Des scientifiques de l’EPFL, en collaboration avec Canon, ont conçu une caméra capable de capturer des images 3D à une vitesse et une résolution record

« J’en rêvais depuis longtemps. MegaX est l’apogée de plus de quinze ans de recherche dans le domaine des diodes d’avalanche à photon unique (SPAD) qui est une technologie de capteur d’image de nouvelle génération », se réjouit Edoardo Charbon, professeur et directeur du laboratoire Advanced Quantum Architecture à l’EPFL. Et pour cause, avec son équipe il a conçu la toute première caméra à un million de pixels. Une première mondiale. La recherche est publiée dans la revue Optica.

Une étoile filante

Ce qui fait la spécificité de cette caméra est sa capacité à capturer et compter la plus petite particule de lumière qui soit : le photon. L’œil humain ne peut le distinguer. Il ne perçoit que le faisceau continu qu’est la lumière lorsqu’on allume un pointeur laser par exemple. MegaX filme le parcours de chaque photon qui compose la lumière. En vidéo, on voit le photon unique qui se déplace, telle une étoile filante. « Pour observer chaque photon bouger, il a fallu réduire la vitesse 300 millions de fois », explique le professeur.

Mais ce n’est pas tout. Ultra rapide, MegaX peut capter jusqu’à 24 000 images par seconde. À titre de comparaison, les films au cinéma sont composés de 24 images par seconde. Cette caméra combine également trois atouts essentiels : elle possède une dynamique énorme, peut produire une représentation en trois dimensions et la segmenter en profondeur. Le tout en même temps. « Grâce à sa haute résolution et sa capacité de détection, MegaX pourrait être utilisée dans des applications impliquant la réalité virtuelle et augmentée », explique Edoardo Charbon.

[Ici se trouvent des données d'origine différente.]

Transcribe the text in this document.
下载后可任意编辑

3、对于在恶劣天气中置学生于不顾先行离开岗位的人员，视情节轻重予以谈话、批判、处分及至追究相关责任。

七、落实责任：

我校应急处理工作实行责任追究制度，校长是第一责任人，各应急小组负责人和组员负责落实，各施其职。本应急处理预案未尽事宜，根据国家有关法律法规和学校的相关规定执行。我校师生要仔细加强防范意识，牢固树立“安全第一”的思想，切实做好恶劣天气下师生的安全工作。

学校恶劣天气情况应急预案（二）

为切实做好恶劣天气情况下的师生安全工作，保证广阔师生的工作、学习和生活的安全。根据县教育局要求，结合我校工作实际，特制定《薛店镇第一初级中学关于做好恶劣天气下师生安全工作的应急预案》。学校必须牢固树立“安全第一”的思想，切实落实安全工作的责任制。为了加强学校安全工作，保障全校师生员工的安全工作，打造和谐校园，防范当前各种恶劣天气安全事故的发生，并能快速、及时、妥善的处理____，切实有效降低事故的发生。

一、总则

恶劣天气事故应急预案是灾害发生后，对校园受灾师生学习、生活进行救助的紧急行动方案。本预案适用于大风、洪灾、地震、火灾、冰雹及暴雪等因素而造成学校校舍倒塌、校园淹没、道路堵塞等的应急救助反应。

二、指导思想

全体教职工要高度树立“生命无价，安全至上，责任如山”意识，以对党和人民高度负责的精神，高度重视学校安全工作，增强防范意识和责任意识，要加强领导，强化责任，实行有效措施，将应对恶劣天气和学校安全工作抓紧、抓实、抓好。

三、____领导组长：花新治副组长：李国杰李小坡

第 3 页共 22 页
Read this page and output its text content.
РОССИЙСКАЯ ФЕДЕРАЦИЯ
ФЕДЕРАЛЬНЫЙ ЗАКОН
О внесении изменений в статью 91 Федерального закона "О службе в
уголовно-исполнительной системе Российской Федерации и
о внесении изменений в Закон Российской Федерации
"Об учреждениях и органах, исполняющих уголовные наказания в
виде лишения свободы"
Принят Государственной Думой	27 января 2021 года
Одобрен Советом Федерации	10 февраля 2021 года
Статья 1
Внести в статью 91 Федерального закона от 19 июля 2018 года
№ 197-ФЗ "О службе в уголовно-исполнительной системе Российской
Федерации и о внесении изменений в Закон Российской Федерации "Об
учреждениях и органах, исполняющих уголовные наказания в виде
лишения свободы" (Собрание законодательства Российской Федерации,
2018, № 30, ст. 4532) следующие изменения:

Reconstruction d’images 3D

Concrètement, comment cela fonctionne-t-il ? « La caméra capture des photons uniques puis les convertit en signaux électriques qui sont stockés dans une mémoire numérique », explique le professeur de la Faculté des Sciences et Techniques de l’Ingénieur. Le processus de captation prend une nanoseconde, soit un milliardième de seconde.
La caméra peut également calculer le moment précis où un photon frappe son capteur. Ainsi, ces données servent à déterminer la durée exacte que met un photon entre l’objet et la caméra, et donc la profondeur. « Cela s’appelle le temps de vol. Ce dernier, combiné à la possibilité de capter un million de pixels simultanément, permet une reconstruction d’images 3D extrêmement rapide », révèle Edoardo Charbon.

Du clair et du sombre

L’exemple de la photo illustrant une vue depuis un bureau s’avère parlant. Avec une caméra standard, les endroits où il y a beaucoup de lumière sont saturés. Idem pour le sombre. L’œil n’aperçoit que du blanc ou du noir. Cependant, MegaX est capable de montrer des objets très foncés et très clairs sur le même plan. « On peut énormément augmenter la dynamique, ce qui n’est pas possible avec une caméra en haute définition », déclare le professeur.

Cette technologie sera-t-elle bientôt à la portée de tous ? « Pas pour le moment », répond Edoardo Charbon. Le principal frein est la taille du pixel. Dans une caméra traditionnelle, il mesure 0,9 micron. Avec MegaX, il est dix fois plus grand, soit 9 microns. « D’ailleurs, nous travaillons déjà à la prochaine génération de pixels de 2,2 micromètres », ajoute-t-il.
« Le but de mes recherches n’est pas forcément d’adapter le modèle MegaX à une caméra conventionnelle, mais créer une caméra 4D (3 dimensions plus le temps) avec le plus de pixels possible afin d’obtenir une résolution plus importante », indique le professeur.

Financement

Swiss National  Science Foundation (Grant#: 166289) et Canon Inc.